Alveo has set out its next stage strategy with a focus on two key themes – accelerating client migration of market data to cloud, and building out its self-service data provision for business users. Also on the agenda are ESG data management, industry partnerships, and development of AI tools.
To find out more about the strategy, which follows a majority investment in the company by Symphony Technology Group (STG), we caught up with Alveo CEO Mark Hepsworth. Hepsworth was instrumental in the MBO of Alveo (then Asset Control) backed by Sovereign Capital Partners in September 2018, and most recently the STG investment. Commenting on the change of ownership, he says: “We have had a good four years with Sovereign, which supported expansion into managed services, product innovation, and moving Alveo natively to the cloud. STG has a different profile as an investor. It is very large and has deep domain knowledge in financial services data, software and analytics that will be helpful for Alveo.”
Moving market data to the cloud
Having made its platform cloud native, Alveo is seeing not only growing interest in moving market and reference data to cloud, but also new opportunities as cloud data warehouse systems such as Snowflake and Amazon Redshift encourage the move to cloud with promises of optimum query performance, easy scalability, and widespread data collaboration.

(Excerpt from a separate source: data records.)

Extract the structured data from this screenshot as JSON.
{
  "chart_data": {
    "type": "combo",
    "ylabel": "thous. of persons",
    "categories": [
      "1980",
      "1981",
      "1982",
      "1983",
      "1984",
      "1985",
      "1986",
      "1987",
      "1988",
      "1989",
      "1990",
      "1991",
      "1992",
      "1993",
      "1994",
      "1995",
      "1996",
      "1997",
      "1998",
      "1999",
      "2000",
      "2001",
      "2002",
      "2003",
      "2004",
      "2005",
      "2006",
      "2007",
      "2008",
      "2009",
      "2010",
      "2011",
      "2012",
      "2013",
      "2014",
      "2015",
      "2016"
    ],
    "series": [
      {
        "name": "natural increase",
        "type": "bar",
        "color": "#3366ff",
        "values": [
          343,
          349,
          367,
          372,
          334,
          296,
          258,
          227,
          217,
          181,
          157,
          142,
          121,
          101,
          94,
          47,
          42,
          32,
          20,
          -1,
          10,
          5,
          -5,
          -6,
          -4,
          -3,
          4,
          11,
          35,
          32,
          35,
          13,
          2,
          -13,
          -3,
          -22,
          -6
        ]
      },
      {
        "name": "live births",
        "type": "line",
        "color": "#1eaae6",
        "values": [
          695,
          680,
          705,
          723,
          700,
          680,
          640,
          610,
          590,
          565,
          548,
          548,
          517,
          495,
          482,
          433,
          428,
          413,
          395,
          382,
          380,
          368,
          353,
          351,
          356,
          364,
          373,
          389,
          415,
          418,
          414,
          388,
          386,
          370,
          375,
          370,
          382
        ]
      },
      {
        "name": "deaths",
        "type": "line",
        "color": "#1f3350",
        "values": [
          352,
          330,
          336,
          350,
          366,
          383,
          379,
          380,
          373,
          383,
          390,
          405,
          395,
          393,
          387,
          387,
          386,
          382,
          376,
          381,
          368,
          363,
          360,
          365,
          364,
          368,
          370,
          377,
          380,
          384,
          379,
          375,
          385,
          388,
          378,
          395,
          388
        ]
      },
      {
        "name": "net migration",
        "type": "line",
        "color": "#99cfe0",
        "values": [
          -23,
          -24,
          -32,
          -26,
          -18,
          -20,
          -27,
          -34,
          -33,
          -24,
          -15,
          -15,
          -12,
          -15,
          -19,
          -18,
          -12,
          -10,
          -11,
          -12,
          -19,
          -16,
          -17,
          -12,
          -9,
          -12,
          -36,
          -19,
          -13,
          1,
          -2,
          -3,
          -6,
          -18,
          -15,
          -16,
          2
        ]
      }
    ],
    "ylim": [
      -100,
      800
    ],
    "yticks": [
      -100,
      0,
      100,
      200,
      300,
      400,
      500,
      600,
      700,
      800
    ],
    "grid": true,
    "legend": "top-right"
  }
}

“Over the next few years, financial institutions will move market data to cloud,” says Hepsworth. “Rather than taking a lift and shift approach, we built a cloud native microservices architecture with lots of open source technology that reduces cost of ownership, improves productivity and offers faster deployment.” To date, about 45% of Alveo’s clients are using the company’s native cloud solution.
Turning to wider opportunities, Alveo is part of the Snowflake Marketplace. It offers potential users of the data warehouse data cleansing, validation and integration, including last mile integration into workflows. Hepsworth comments: “Clients face the same fundamental problems in the cloud as they did before in terms of cleansing and validating data, and getting data into the hands of consumers, but they are also handling larger volumes of data and looking for scalability and reduced costs. We are seeing uptake of these types of data warehouse solutions that offer a jump forward in technology.”
Business user self-service
To avoid the need for business users to call on IT for data management solutions, Alveo continues to develop its UI for business user self-service and is adding functionality to help clients wanting to simplify operations by using one vendor to do more for them. The company has added a data warehouse to its data mastering, cleansing and validation, and extended UI functionality to focus on ‘views’ that are based on a business domain layer and allow users to set up how they want to see and use data. They can also discover, configure, manipulate and distribute data, the whole supported by data lineage.
Hepsworth also notes increased interest in the company’s Software-as-a-Service (SaaS) and more recently introduced Data-as-a-Service products, particularly among buy-side firms wanting to simplify operating models by outsourcing non-critical data management and accelerate the move to cloud. On the sell-side, Hepsworth notes growing interest in open source technology, growing volumes of data being processed on the Alveo platform, and again, the desire to simplify operating models.
ESG
ESG is a significant opportunity for Alveo. “It’s right in our wheelhouse, ESG data is just like reference and market data,” says Hepsworth, noting the company’s capabilities from managing multiple sources of data to aggregating, storing and distributing the data. The data can also be ‘viewed’ using the company’s UI, perhaps to see both the market data and ESG data attributed to a single entity.
While Alveo has built significant ESG data management capabilities, Hepsworth acknowledges the company’s partnership with Cognizant that helps Alveo understand what clients want. “Financial institutions were looking at whether ESG is a product opportunity of just a regulatory burden, but they are now getting to the data management requirement. We provide quality around ESG data and help clients see what data is available.” Here partnership is key, with Alveo interoperating with vendors including MSCI, FactSet, Bloomberg, ICE Data Services and Refinitiv, a business of the London Stock Exchange Group.
Concluding with a wider note on partnerships, Hepsworth says: “We are focussed on building partnerships. Data management is important, but only one component of the business need.”